Last Exit to Brooklyn Review

Last Exit to Brooklyn
A gallery of Brooklyn's finest and filthiest undergo change (a hooker falls in love with her clients, a union boss discovers he's gay)against an imposing back drop of union corruption, violence and neon lighting.

by Charles Shaar Murray |
Published on
Release Date:

01 Jan 1989

Running Time:

102 minutes



Original Title:

Last Exit to Brooklyn

A full quarter of a century after it became the subject of a celebrated court case centering on the meaning of the term “a tendency to deprave and corrupt”, Hubert Selby Jnr.’s American classic reaches the screen imbued, despite its all-American cast and locations, with a profoundly European sensibility. Producer Bernd Eichinger (The Name Of The Rose, The Never-Ending Story) first worked with Edel on Christiane F, a tale of heroin addiction and youthful despair set in Berlin and best known for its David Bowie score and inordinate length. Scarcely surprisingly, their interpretation of Selby’s vernacular sleaze presents the low-life of 1952 Brooklyn as an exercise in stylised American-retro costume and mannerism. It looks like the first X-rated Levi’s 501 commercial; all quiffs, jeans, Big Suits and reverent recreations of the kind of Edward Hopper neon-diner grunge the commercial-makers dote on.

Collapsing Selby’s half-dozen vignettes into a single sustained narrative, Last Exit becomes an ensemble piece with uniformly powerful performances: Jennifer Jason Leigh heists the entire movie as Tralala, the neighbourhood tramp, though Stephen Long’s corrupt closet-case union boss and Alexis Arquette’s tormented drag queen run her close. (Ricki Lake — the delightful star of John Waters’ Hairspray — has a nice cameo which requires her to do little except cry, smile and be pregnant. The script uses great wodges of Selby’s original dialogue but his narrative style can’t be reproduced cinematically, which reduces chunks of the movie to post-Scorsese scenes of Italian-Americans in their underwear yelling at each other, which is no longer a novelty.

So, Last Exit To Brooklyn again proves that great novel do not necessarily make great movies. (Paradoxically, mediocre novels fare better, probably because there is less to compete with. What price Coppola’s Godfather against Puzo’s or De Palma’s Carrie against King’s?)

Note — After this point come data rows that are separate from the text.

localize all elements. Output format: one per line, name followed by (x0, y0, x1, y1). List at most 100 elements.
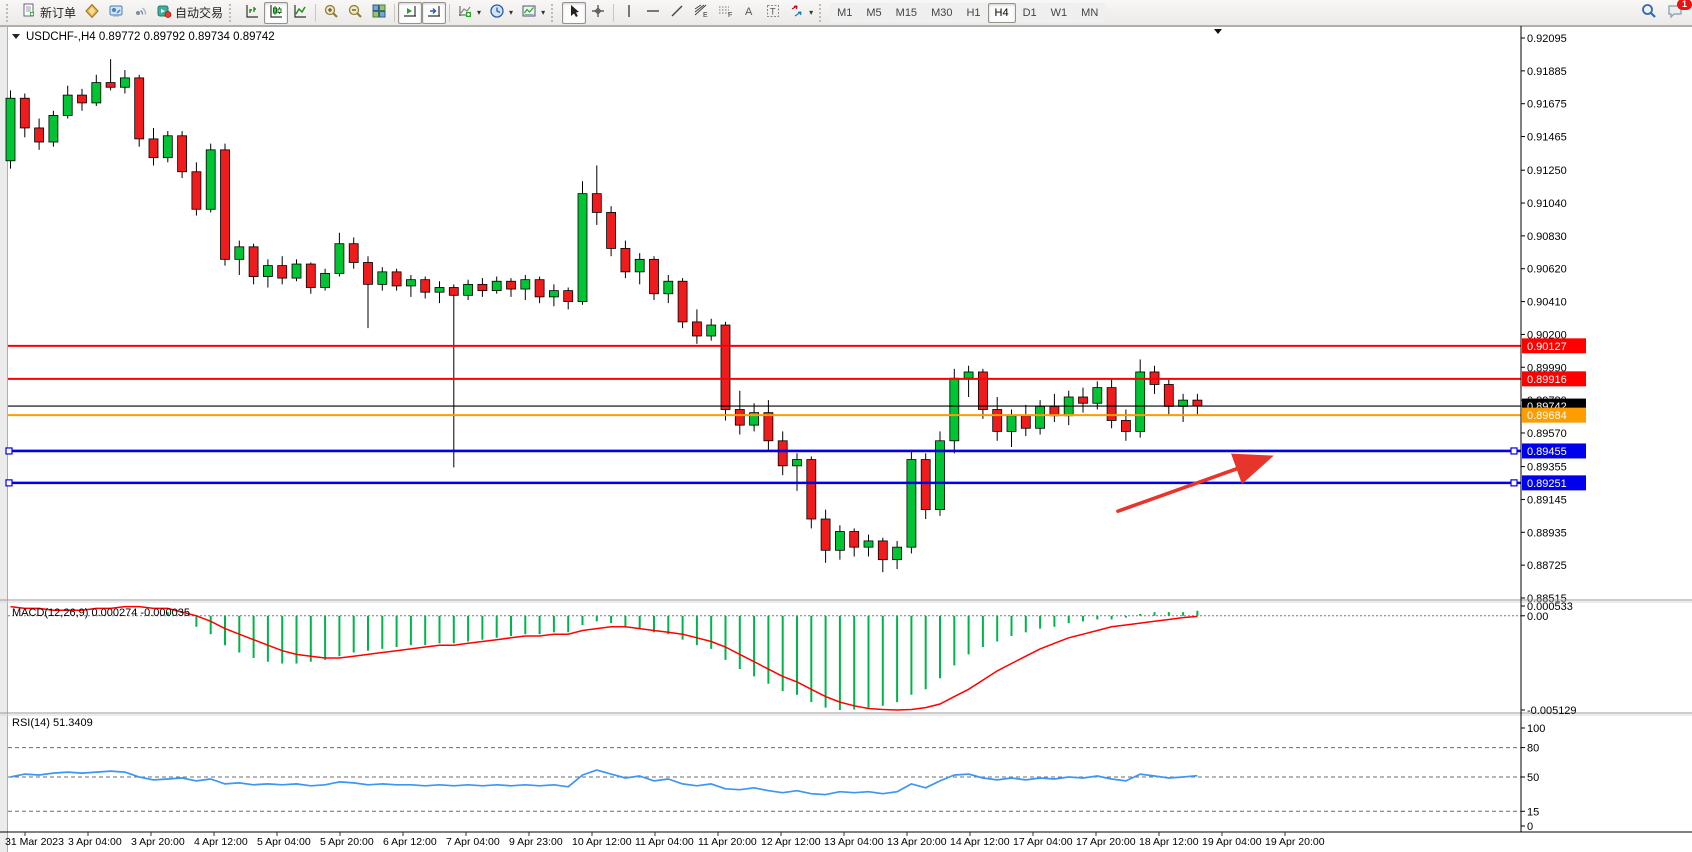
toolbar-grip[interactable] (819, 4, 826, 22)
candle-body (1021, 416, 1030, 429)
candle-body (878, 541, 887, 560)
macd-axis-label: -0.005129 (1527, 705, 1577, 717)
line-chart-button[interactable] (288, 2, 312, 24)
chart-shift-button[interactable] (422, 2, 446, 24)
timeframe-button-w1[interactable]: W1 (1044, 3, 1075, 23)
candle-body (1179, 400, 1188, 406)
timeframe-button-d1[interactable]: D1 (1016, 3, 1044, 23)
price-tick-label: 0.91675 (1527, 99, 1567, 111)
crosshair-button[interactable] (586, 2, 610, 24)
candle-body (364, 262, 373, 284)
candle-body (406, 280, 415, 286)
line-chart-icon (292, 3, 308, 22)
new-order-label: 新订单 (40, 4, 76, 21)
hline-handle[interactable] (1511, 448, 1517, 454)
price-label-text: 0.89916 (1527, 374, 1567, 386)
search-button[interactable] (1636, 2, 1662, 24)
chart-window[interactable]: 0.920950.918850.916750.914650.912500.910… (0, 26, 1692, 852)
text-label-button[interactable]: T (761, 2, 785, 24)
autotrading-button[interactable]: 自动交易 (152, 2, 227, 24)
candle-body (1136, 372, 1145, 431)
rsi-axis-label: 15 (1527, 806, 1539, 818)
cursor-button[interactable] (562, 2, 586, 24)
candle-body (692, 322, 701, 336)
timeframe-button-m5[interactable]: M5 (859, 3, 888, 23)
price-tick-label: 0.91465 (1527, 132, 1567, 144)
timeframe-button-mn[interactable]: MN (1074, 3, 1105, 23)
tile-windows-button[interactable] (367, 2, 391, 24)
templates-icon (521, 3, 537, 22)
fibonacci-icon: E (693, 3, 709, 22)
price-tick-label: 0.88725 (1527, 560, 1567, 572)
toolbar-grip[interactable] (551, 4, 558, 22)
search-icon (1640, 2, 1658, 23)
notifications-button[interactable]: 1 (1662, 2, 1688, 24)
channels-button[interactable]: F (713, 2, 737, 24)
text-button[interactable]: A (737, 2, 761, 24)
candle-body (507, 281, 516, 289)
price-tick-label: 0.91040 (1527, 198, 1567, 210)
macd-indicator-label: MACD(12,26,9) 0.000274 -0.000035 (12, 607, 190, 619)
new-order-button[interactable]: 新订单 (17, 2, 80, 24)
candle-body (1164, 384, 1173, 406)
toolbar-grip[interactable] (229, 4, 236, 22)
horizontal-line-button[interactable] (641, 2, 665, 24)
price-tick-label: 0.90620 (1527, 264, 1567, 276)
timeframe-button-m15[interactable]: M15 (889, 3, 924, 23)
chevron-down-icon: ▾ (477, 8, 481, 17)
price-tick-label: 0.90410 (1527, 297, 1567, 309)
candle-body (1093, 388, 1102, 404)
zoom-out-button[interactable] (343, 2, 367, 24)
signals-button[interactable] (128, 2, 152, 24)
price-tick-label: 0.90830 (1527, 231, 1567, 243)
hline-handle[interactable] (6, 448, 12, 454)
candle-body (835, 532, 844, 551)
chart-canvas[interactable]: 0.920950.918850.916750.914650.912500.910… (0, 26, 1692, 852)
candle-body (20, 98, 29, 128)
arrows-button[interactable]: ▾ (785, 2, 817, 24)
candlestick-icon (268, 3, 284, 22)
trendline-button[interactable] (665, 2, 689, 24)
fibonacci-button[interactable]: E (689, 2, 713, 24)
zoom-in-button[interactable] (319, 2, 343, 24)
date-label: 17 Apr 04:00 (1013, 836, 1073, 848)
zoom-in-icon (323, 3, 339, 22)
date-label: 11 Apr 04:00 (635, 836, 694, 848)
gold-badge-button[interactable] (80, 2, 104, 24)
date-label: 13 Apr 04:00 (824, 836, 884, 848)
rsi-axis-label: 0 (1527, 821, 1533, 833)
signals-icon (132, 3, 148, 22)
timeframe-button-m30[interactable]: M30 (924, 3, 959, 23)
chart-upload-button[interactable] (104, 2, 128, 24)
candle-body (263, 266, 272, 277)
candle-body (35, 128, 44, 142)
hline-handle[interactable] (6, 480, 12, 486)
templates-button[interactable]: ▾ (517, 2, 549, 24)
price-tick-label: 0.89570 (1527, 428, 1567, 440)
price-tick-label: 0.92095 (1527, 33, 1567, 45)
hline-handle[interactable] (1511, 480, 1517, 486)
periods-button[interactable]: ▾ (485, 2, 517, 24)
trendline-icon (669, 3, 685, 22)
candle-body (778, 441, 787, 466)
add-indicator-button[interactable]: ▾ (453, 2, 485, 24)
timeframe-button-h1[interactable]: H1 (959, 3, 987, 23)
chart-upload-icon (108, 3, 124, 22)
autotrading-icon (156, 3, 172, 22)
candle-body (435, 287, 444, 292)
timeframe-button-h4[interactable]: H4 (988, 3, 1016, 23)
candle-body (278, 266, 287, 279)
auto-scroll-icon (402, 3, 418, 22)
toolbar-grip[interactable] (6, 4, 13, 22)
candle-body (864, 541, 873, 547)
timeframe-button-m1[interactable]: M1 (830, 3, 859, 23)
candle-body (535, 280, 544, 297)
candle-body (564, 291, 573, 302)
vertical-line-button[interactable] (617, 2, 641, 24)
candle-body (321, 273, 330, 287)
toolbar-separator (613, 4, 614, 22)
candle-body (92, 83, 101, 103)
auto-scroll-button[interactable] (398, 2, 422, 24)
bar-chart-button[interactable] (240, 2, 264, 24)
candlestick-chart-button[interactable] (264, 2, 288, 24)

Impressively staged, powerfully performed and exquisitely designed, Last Exit To Brooklyn attempts to compensate with sheer style what it lacks in content. It comes closer to succeeding than one might have feared; in an era dominated by schlock — and cowardly schlock at that - this is no mean feat.

Despite feeling narratively let off the leash, Last Exit retains the passion of the novel, as well as the switch-blade characterisation.